Also as disclosed herein, a nonvolatile program storage device readable by a machine, embodying a program of instructions executable by the machine to perform a method for suppressing noise in one or more of at least first and second channels, the method including obtaining a magnitude difference of signals in the first and second channels, obtaining a magnitude sum of signals in the first and second channels, obtaining a ratio of the magnitude difference to the magnitude sum, generating an attenuation value based on the ratio, selecting an attenuator based on the magnitude difference, and attenuating a signal in a channel by the attenuation value using the selected attenuator.
The accompanying drawings, which are incorporated into and constitute a part of this specification, illustrate one or more examples of embodiments and, together with the description of example embodiments, serve to explain the principles and implementations of the embodiments.

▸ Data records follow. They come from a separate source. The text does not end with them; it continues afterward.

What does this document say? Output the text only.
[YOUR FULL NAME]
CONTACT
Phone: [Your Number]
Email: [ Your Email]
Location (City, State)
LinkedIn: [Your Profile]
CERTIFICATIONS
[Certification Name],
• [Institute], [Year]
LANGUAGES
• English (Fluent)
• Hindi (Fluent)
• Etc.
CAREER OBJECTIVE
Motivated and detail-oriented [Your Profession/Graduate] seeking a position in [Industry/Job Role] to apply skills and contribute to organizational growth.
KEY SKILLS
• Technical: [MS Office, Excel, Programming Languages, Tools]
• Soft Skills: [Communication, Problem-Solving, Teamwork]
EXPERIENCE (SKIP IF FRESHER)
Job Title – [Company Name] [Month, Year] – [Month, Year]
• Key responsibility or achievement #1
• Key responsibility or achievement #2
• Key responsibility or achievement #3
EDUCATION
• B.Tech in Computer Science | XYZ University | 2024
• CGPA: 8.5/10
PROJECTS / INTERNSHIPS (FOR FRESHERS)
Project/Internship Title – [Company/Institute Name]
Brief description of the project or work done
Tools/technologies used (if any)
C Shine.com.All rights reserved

Example embodiments are described herein in the context of a multi-channel wind noise suppression method and system. Those of ordinary skill in the art will realize that the following description is illustrative only and is not intended to be in any way limiting. Other embodiments will readily suggest themselves to such skilled persons having the benefit of this disclosure. Reference will now be made in detail to implementations of the example embodiments as illustrated in the accompanying drawings. The same reference indicators will be used to the extent possible throughout the drawings and the following description to refer to the same or like items.
In the interest of clarity, not all of the routine features of the implementations described herein are shown and described. It will, of course, be appreciated that in the development of any such actual implementation, numerous implementation-specific decisions must be made in order to achieve the developer's specific goals, such as compliance with application- and business-related constraints, and that these specific goals will vary from one implementation to another and from one developer to another. Moreover, it will be appreciated that such a development effort might be complex and time-consuming, but would nevertheless be a routine undertaking of engineering for those of ordinary skill in the art having the benefit of this disclosure.
In accordance with this disclosure, the components, process steps, and/or data structures described herein may be implemented using various types of operating systems, computing platforms, computer programs, and/or general purpose machines. In addition, those of ordinary skill in the art will recognize that devices of a less general purpose nature, such as hardwired devices, field programmable gate arrays (FPGAs), application specific integrated circuits (ASICs), or the like, may also be used without departing from the scope and spirit of the inventive concepts disclosed herein. Where a method comprising a series of process steps is implemented by a computer or a machine and those process steps can be stored as a series of instructions readable by the machine, they may be stored on a tangible medium such as a computer memory device (e.g., ROM (Read Only Memory), PROM (Programmable Read Only Memory), EEPROM (Electrically Erasable Programmable Read Only Memory), FLASH Memory, Jump Drive, and the like), magnetic storage medium (e.g., tape, magnetic disk drive, and the like), optical storage medium (e.g., CD-ROM, DVD-ROM, paper card, paper tape and the like) and other types of program memory.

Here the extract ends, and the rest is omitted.